In Asia Minore sono state ritrovate molte iscrizioni, specie nella Frigia (regione storica dell’Anatolia Centrale-Occidentale, oggi parte della Turchia). Inoltre, rovine di antiche chiese si trovano in più località.

– Istanbul (l’antica Costantinopoli; Marmara; Turchia). Le grandi basiliche costantiniane hanno subito vicende critiche. Attualmente, di alcune di loro non rimangono tracce (chiesa costantiniana dei Santi Apostoli); altre sono state sostituite nel tempo dalle moschee ottomane (per esempio, basilica di Santa Sofia). Rimane comunque significativa, a esempio, la chiesa di Santa Irene o chiesa della Pace (IV secolo). Il museo archeologico di Istanbul conserva inoltre reperti scultorei e decorativi di particolare interesse. Si conserva anche il sarcofago paleocristiano di fanciullo trovato nel quartiere di Sarigüzel (fine IV secolo).

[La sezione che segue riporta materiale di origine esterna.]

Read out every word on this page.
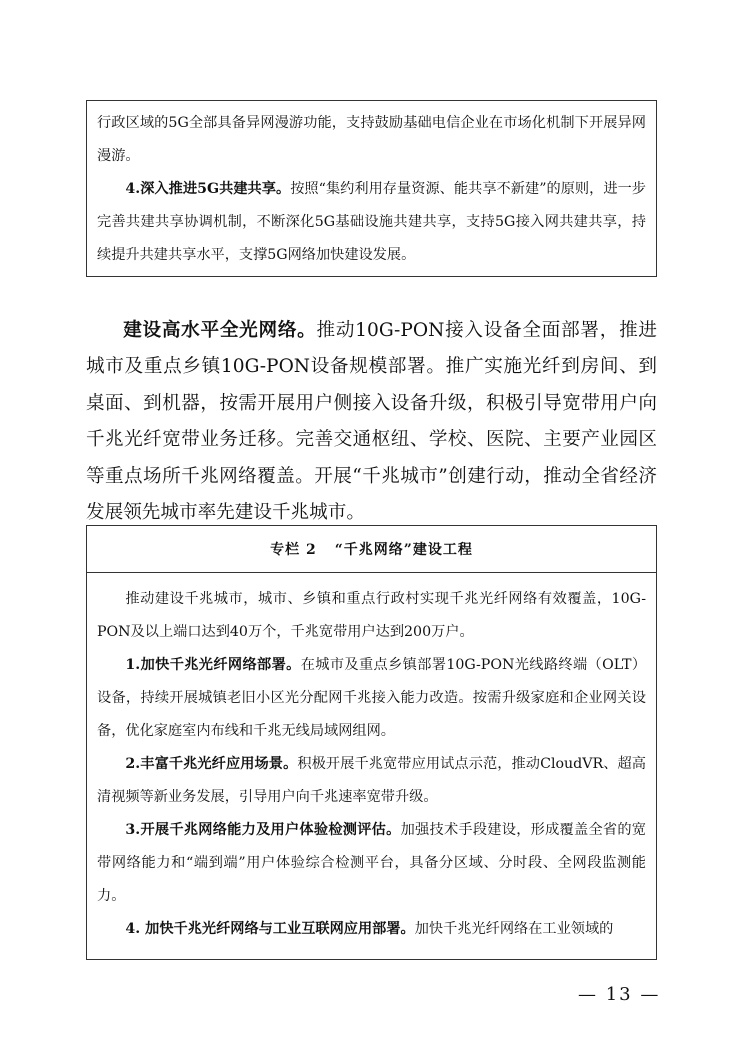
行政区域的5G全部具备异网漫游功能，支持鼓励基础电信企业在市场化机制下开展异网漫游。

4.深入推进5G共建共享。按照“集约利用存量资源、能共享不新建”的原则，进一步完善共建共享协调机制，不断深化5G基础设施共建共享，支持5G接入网共建共享，持续提升共建共享水平，支撑5G网络加快建设发展。

建设高水平全光网络。推动10G-PON接入设备全面部署，推进城市及重点乡镇10G-PON设备规模部署。推广实施光纤到房间、到桌面、到机器，按需开展用户侧接入设备升级，积极引导宽带用户向千兆光纤宽带业务迁移。完善交通枢纽、学校、医院、主要产业园区等重点场所千兆网络覆盖。开展“千兆城市”创建行动，推动全省经济发展领先城市率先建设千兆城市。

专栏 2 “千兆网络”建设工程

推动建设千兆城市，城市、乡镇和重点行政村实现千兆光纤网络有效覆盖，10G-PON及以上端口达到40万个，千兆宽带用户达到200万户。

1.加快千兆光纤网络部署。在城市及重点乡镇部署10G-PON光线路终端（OLT）设备，持续开展城镇老旧小区光分配网千兆接入能力改造。按需升级家庭和企业网关设备，优化家庭室内布线和千兆无线局域网组网。

2.丰富千兆光纤应用场景。积极开展千兆宽带应用试点示范，推动CloudVR、超高清视频等新业务发展，引导用户向千兆速率宽带升级。

3.开展千兆网络能力及用户体验检测评估。加强技术手段建设，形成覆盖全省的宽带网络能力和“端到端”用户体验综合检测平台，具备分区域、分时段、全网段监测能力。

4. 加快千兆光纤网络与工业互联网应用部署。加快千兆光纤网络在工业领域的

— 13 —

Rappresenta scene bibliche con figure di Cristiani e pagani. La sua scultura è dettagliata. Unisce tra loro elementi pagani e cristiani.

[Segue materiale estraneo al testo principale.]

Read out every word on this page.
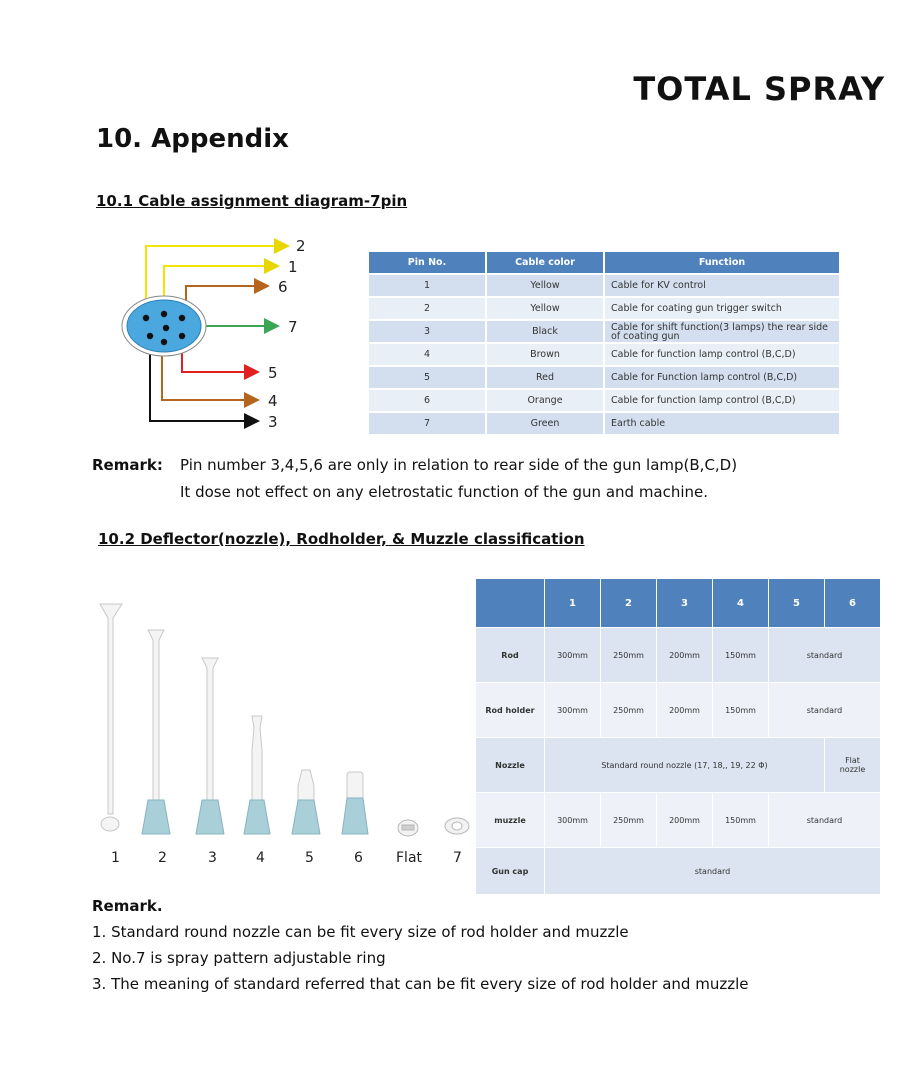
TOTAL SPRAY
10. Appendix
10.1 Cable assignment diagram-7pin
2
1
6
7
5
4
3
Pin No.	Cable color	Function
1	Yellow	Cable for KV control
2	Yellow	Cable for coating gun trigger switch
3	Black	Cable for shift function(3 lamps) the rear side of coating gun
4	Brown	Cable for function lamp control (B,C,D)
5	Red	Cable for Function lamp control (B,C,D)
6	Orange	Cable for function lamp control (B,C,D)
7	Green	Earth cable
Remark: Pin number 3,4,5,6 are only in relation to rear side of the gun lamp(B,C,D)
It dose not effect on any eletrostatic function of the gun and machine.
10.2 Deflector(nozzle), Rodholder, & Muzzle classification
1	2	3	4	5	6 Flat 7
	1	2	3	4	5	6
Rod	300mm	250mm	200mm	150mm	standard	
Rod holder	300mm	250mm	200mm	150mm	standard	
Nozzle	Standard round nozzle (17, 18,, 19, 22 Φ)					Flat nozzle
muzzle	300mm	250mm	200mm	150mm	standard	
Gun cap	standard					
Remark.
1. Standard round nozzle can be fit every size of rod holder and muzzle
2. No.7 is spray pattern adjustable ring
3. The meaning of standard referred that can be fit every size of rod holder and muzzle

– Efeso (Smirne-Aydin; nell’attuale Turchia). In questa località si trovano i resti della basilica di San Giovanni Apostolo. Secondo la tradizione cristiana, nel I secolo dopo Cristo il sepolcro di questo Evangelista si trovava sulla collina del tempio di Artemide. Le indagini archeologiche hanno confermato che la camera sepolcrale sotterranea risale almeno a questo periodo. Il sito si trova in una necropoli romana, ancora in uso nel III secolo dopo Cristo e nel IV secolo. Lo si può dedurre dall’epigrafia funeraria che è stata ritrovata. La tomba era venerata dai Cristiani già in un periodo precedente la pace costantiniana (313 dopo Cristo). Con il riconoscimento ufficiale del Cristianesimo, sulla tomba dell’evangelista venne costruito un «martyrium» quadrato di circa 19,5 metri per 18,5 metri. Intorno a tale luogo venne eretta una chiesa teodosiana cruciforme. Tale edificio venne fatto demolire dall’Imperatore Giustiniano. Fu poi costruita una basilica a tre navate di notevoli dimensioni.

– Meriamlik («luogo di Maria»; antica Cilicia; oggi Ayatekla; Turchia Centro-Meridionale). La chiesa di Aya Tekla (Santa Tecla), conosciuta anche come Aya Thecla o Aya Thekla, è un sito storico in rovina. Il luogo venne visitato da San Gregorio di Nazianzo nel 374, e dalla pellegrina Egeria nel 384.

Siria

– Dura Europos (nell’antica Mesopotamia; località moderna Salhiyah; Siria). Qui, è stata scoperta una «Domus Ecclesiae» paleocristiana (III secolo dopo Cristo). Gli affreschi del battistero di Dura sono le sole pitture cristiane trovate in un edificio non sotterraneo anteriore alla pace della Chiesa (313 dopo Cristo). Nel muro di fondo dietro la vasca, su sfondo rosso, è rappresentato il Buon Pastore con una pecorella sulle spalle e il gregge davanti a sé.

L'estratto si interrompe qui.